李布焦急的等着城门打开,虽然只有五千兵马,可铁骑是重甲,一定距离上能抗住虎翼军的火枪,他知道火炮背后一定有虎翼军的火枪骑兵,出城后就看谁动作快了。
等城门完全大开,吊桥放下,李布大喝:“进攻!”话音刚落,他就瞥见不远处闪了下火光,然后一枚开花弹击中城门内的内墙上方,轰的一声,李布大叫一声,便伏在马上不动了,战马不知出了何事,缓缓朝外走去。
李布身后的几名指挥使愣了,还未出战,主将便阵亡了?
战场上的机会转瞬即逝,铁骑的这一停顿,给了王文郁机会,此时他已经连续喊了七门火炮轰击城门,没有厚重城门的防御,开花弹在近距离上很容易便从宽大的城门洞轰了进去,连续的爆炸声响起,城门附近的铁骑被炸的人仰马翻,领前的两名指挥使一死一伤。
王文郁只知道此时城门内一定大乱,他回头看见还有些发呆的指挥使,怒喝道:“还看!快攻进去!”
那指挥使如梦方醒,端起火枪大喝道:“进攻!”
一千虎翼军如旋风般奔向城门,连续爆炸的开花弹掩盖了奔驰的马蹄声,夜色又让城上的西夏兵看不清楚,等发现虎翼军到了城下时,已经来不及了,一千虎翼军越过吊桥,直接冲进城门,那七门火炮见状急忙调转炮口,朝城墙上轰击,附近的火炮也发现了这个状况,开展集中攻击城墙,一时间,整个北城墙上火光四射。
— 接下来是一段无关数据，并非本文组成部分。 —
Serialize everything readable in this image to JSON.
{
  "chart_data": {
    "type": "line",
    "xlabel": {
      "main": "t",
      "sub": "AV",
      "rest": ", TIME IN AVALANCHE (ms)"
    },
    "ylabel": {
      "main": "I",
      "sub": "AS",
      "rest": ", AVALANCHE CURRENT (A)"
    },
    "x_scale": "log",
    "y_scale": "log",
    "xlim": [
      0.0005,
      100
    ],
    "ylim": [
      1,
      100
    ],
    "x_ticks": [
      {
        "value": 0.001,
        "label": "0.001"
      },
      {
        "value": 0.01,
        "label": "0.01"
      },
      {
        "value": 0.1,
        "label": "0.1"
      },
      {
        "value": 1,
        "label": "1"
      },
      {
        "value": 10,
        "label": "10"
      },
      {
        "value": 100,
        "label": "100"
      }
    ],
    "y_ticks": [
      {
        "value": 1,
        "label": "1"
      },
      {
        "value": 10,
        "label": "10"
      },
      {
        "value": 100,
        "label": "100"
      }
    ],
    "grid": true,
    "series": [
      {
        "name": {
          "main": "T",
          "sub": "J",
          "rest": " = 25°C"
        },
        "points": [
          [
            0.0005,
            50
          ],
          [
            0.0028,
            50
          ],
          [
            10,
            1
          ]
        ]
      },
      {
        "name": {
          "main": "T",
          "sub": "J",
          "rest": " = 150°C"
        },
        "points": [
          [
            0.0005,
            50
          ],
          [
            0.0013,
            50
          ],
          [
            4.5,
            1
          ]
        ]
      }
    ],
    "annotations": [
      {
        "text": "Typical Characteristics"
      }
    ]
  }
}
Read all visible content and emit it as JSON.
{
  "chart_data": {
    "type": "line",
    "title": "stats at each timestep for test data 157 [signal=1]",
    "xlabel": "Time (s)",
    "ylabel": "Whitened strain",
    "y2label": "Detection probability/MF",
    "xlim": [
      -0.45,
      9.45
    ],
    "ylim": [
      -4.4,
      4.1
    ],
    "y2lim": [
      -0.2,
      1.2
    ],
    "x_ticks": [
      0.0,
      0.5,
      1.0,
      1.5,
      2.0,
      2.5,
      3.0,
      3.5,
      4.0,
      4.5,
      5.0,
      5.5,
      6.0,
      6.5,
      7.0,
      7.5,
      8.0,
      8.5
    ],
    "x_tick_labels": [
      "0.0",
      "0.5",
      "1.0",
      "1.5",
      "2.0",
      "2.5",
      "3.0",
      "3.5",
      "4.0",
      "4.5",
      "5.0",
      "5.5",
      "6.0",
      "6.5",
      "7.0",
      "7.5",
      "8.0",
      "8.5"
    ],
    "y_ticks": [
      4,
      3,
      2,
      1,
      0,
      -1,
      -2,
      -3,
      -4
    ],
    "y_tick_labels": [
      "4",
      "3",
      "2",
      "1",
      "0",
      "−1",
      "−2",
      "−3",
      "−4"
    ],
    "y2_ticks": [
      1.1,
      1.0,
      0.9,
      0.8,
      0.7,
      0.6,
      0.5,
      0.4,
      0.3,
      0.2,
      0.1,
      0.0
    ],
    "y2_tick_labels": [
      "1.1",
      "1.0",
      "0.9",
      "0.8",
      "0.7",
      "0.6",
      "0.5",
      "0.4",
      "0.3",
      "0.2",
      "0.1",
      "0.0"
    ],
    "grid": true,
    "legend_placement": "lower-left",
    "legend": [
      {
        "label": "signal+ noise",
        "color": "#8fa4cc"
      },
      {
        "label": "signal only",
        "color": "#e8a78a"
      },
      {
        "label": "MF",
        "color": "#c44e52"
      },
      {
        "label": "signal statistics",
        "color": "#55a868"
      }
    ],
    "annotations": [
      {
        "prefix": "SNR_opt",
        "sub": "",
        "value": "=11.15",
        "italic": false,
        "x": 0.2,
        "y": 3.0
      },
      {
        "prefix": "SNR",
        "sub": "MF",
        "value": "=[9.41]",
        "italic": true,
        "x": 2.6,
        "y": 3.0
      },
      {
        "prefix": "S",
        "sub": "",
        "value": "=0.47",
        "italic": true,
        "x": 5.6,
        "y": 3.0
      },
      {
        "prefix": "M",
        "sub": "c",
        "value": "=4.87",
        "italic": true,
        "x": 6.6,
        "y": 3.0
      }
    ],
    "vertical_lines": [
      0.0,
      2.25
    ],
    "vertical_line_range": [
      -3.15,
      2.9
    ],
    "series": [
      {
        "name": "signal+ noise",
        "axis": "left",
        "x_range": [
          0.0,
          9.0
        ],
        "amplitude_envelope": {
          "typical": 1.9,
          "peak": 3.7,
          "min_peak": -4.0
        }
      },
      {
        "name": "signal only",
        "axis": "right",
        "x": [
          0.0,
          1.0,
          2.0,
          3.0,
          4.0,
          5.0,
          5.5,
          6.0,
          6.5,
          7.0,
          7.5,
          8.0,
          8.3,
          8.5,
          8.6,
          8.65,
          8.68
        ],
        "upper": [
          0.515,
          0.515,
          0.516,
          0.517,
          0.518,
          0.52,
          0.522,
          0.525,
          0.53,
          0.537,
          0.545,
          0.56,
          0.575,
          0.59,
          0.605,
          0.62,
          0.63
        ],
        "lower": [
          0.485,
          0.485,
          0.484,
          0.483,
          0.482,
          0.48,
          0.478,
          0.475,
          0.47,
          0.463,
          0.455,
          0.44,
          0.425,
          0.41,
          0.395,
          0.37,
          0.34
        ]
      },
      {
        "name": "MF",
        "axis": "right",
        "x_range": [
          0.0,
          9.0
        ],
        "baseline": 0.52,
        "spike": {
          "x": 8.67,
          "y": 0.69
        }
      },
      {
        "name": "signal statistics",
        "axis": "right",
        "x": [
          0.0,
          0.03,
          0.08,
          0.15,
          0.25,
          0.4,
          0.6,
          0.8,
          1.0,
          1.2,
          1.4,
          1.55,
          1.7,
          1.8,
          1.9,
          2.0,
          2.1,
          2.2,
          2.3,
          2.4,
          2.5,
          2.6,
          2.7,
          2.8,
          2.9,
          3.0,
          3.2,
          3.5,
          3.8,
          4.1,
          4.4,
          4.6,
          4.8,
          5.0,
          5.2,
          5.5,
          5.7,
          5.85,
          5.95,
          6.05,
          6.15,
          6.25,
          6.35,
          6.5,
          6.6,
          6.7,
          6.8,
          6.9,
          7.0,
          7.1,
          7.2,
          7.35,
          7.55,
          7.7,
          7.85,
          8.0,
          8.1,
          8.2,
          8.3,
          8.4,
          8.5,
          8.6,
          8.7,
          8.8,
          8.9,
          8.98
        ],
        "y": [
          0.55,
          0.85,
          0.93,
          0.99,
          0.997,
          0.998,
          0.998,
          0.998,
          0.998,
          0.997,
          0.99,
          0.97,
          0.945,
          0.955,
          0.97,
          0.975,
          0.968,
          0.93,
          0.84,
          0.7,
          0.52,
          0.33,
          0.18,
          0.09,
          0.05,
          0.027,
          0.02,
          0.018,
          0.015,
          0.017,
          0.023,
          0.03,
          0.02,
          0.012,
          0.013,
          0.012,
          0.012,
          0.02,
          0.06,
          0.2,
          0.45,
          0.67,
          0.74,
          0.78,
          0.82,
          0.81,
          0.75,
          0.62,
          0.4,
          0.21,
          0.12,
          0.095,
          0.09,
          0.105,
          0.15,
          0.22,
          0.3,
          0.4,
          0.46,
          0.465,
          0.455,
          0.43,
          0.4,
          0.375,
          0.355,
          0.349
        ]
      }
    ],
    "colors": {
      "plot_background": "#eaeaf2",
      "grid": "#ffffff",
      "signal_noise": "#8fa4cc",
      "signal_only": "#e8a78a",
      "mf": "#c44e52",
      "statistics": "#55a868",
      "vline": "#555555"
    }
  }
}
冲入城内的虎翼军先是一轮火枪开道,这种距离,重甲的铁骑也难以抵挡,前面的纷纷中弹倒在马上,此时重甲的恶果也体现了出来,战马不论是转向还是起步,都比轻甲的虎翼军慢很多。火枪之后是手雷,这次遭殃的是战马,没有保护的腹部、腿部被手雷击中,战马再也支撑不住身上的重甲和马背上的骑兵,毫无方向的歪倒,将不少西夏军士压在马下。
眼见死马、伤马堵住了通道,那指挥使不在往里突击,一声令下,虎翼军军士下马组织防线,两三百军士开始夺城。夜晚守城的多为兴庆府征召的兵丁,先是被城外一通火炮轰得晕头转向,紧接着便是虎翼军军士的一通手雷,逼得他们朝城墙两边退,攻取城门两边不到百丈的城墙后,虎翼军不在朝前,一来城下自己的火炮还在不分你我的轰,二来兵力也不足。
“王将军,咱们攻不进去了,西夏铁骑堵住了街道。”一名军士飞报城外的王文郁。
“你,去告诉陈指挥使,火炮持续轰击城墙,你随某进城!”吩咐完,王文郁单手翻上马背,带着一千军士冲入兴庆府。
“赵兴,攻不过去?”见到率一千军士攻入北城的指挥使,王文郁大声问道。
“王将军,攻不过去,西夏铁骑是重甲,他们用部分战马堵住街道,和咱们对射!”
王文郁知道在城里骑兵对骑兵只要撞在一起便是死胡同,谁也过不去,何况对方还是重甲,“那就先夺城墙!”
“将军,那也要城外那些兔崽子配合,他们乱轰一气,咱们的人在城上都只能趴着。”
王文郁思索了片刻,转身吩咐道:“去,告诉那些兔崽子,有火光的地方不准轰!还有,速去告知韩将军,某已攻入兴庆府!”